Sorting Strings that contains number in Java
Try this comparator, which removes all non-digit characters then compares the remaining characters as numbers:
Collections.sort(strings, new Comparator<String>() {
public int compare(String o1, String o2) {
return extractInt(o1) - extractInt(o2);
}
int extractInt(String s) {
String num = s.replaceAll("\\D", "");
// return 0 if no digits found
return num.isEmpty() ? 0 : Integer.parseInt(num);
}
});
Here's a test:
public static void main(String[] args) throws IOException {
List<String> strings = Arrays.asList("room1.2", "foo1.1", "foo", "room2.3", "room100.999", "room10", "room.3");
Collections.sort(strings, new Comparator<String>() {
public int compare(String o1, String o2) {
return extractInt(o1) - extractInt(o2);
}
int extractInt(String s) {
String num = s.replaceAll("\\D", "");
// return 0 if no digits found
return num.isEmpty() ? 0 : Integer.parseInt(num);
}
});
System.out.println(strings);
}
Output:
[foo, room1, room2, room10, room100]
When the numbers are decimals (also demonstrating Java 8+ style):
public static void main(String[] args) {
List<String> strings = Arrays.asList("room1.2", "foo1.1", "room2.3", "room100.999", "room10", "room.3");
Collections.sort(strings, Comparator.comparing(Application::extractDouble));
System.out.println(strings);
}
static double extractDouble(String s) {
String num = s.replaceAll("[^\\d.]", "");
// return 0 if no digits found
return num.isEmpty() ? 0 : Double.parseDouble(num);
}
Result:
[foo, room.3, foo1.1, room1.2, room2.3, room10, room100.999]
Used @bohemian answer. Just improved a bit.

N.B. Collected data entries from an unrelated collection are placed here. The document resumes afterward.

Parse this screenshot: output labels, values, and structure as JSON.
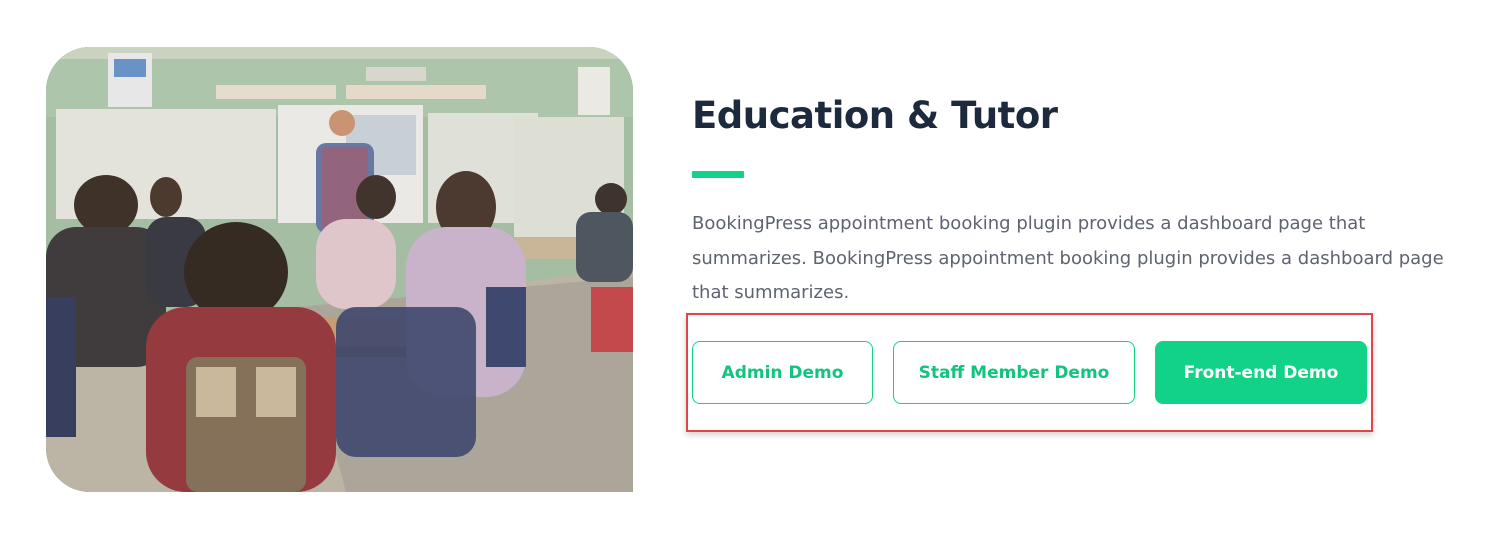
{
  "section": {
    "title": "Education & Tutor",
    "description": "BookingPress appointment booking plugin provides a dashboard page that summarizes. BookingPress appointment booking plugin provides a dashboard page that summarizes.",
    "accent_color": "#12d287",
    "title_color": "#1d2a3e",
    "text_color": "#5e6370"
  },
  "buttons": {
    "admin_demo": "Admin Demo",
    "staff_member_demo": "Staff Member Demo",
    "frontend_demo": "Front-end Demo"
  },
  "highlight": {
    "color": "#e2444a"
  },
  "image": {
    "subject": "classroom-photo"
  }
}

This worked for me very well..
Collections.sort(asdf, new Comparator<String>() {
public int compare(String o1, String o2) {
String o1StringPart = o1.replaceAll("\\d", "");
String o2StringPart = o2.replaceAll("\\d", "");
if(o1StringPart.equalsIgnoreCase(o2StringPart))
{
return extractInt(o1) - extractInt(o2);
}
return o1.compareTo(o2);
}
int extractInt(String s) {
String num = s.replaceAll("\\D", "");
// return 0 if no digits found
return num.isEmpty() ? 0 : Integer.parseInt(num);
}
});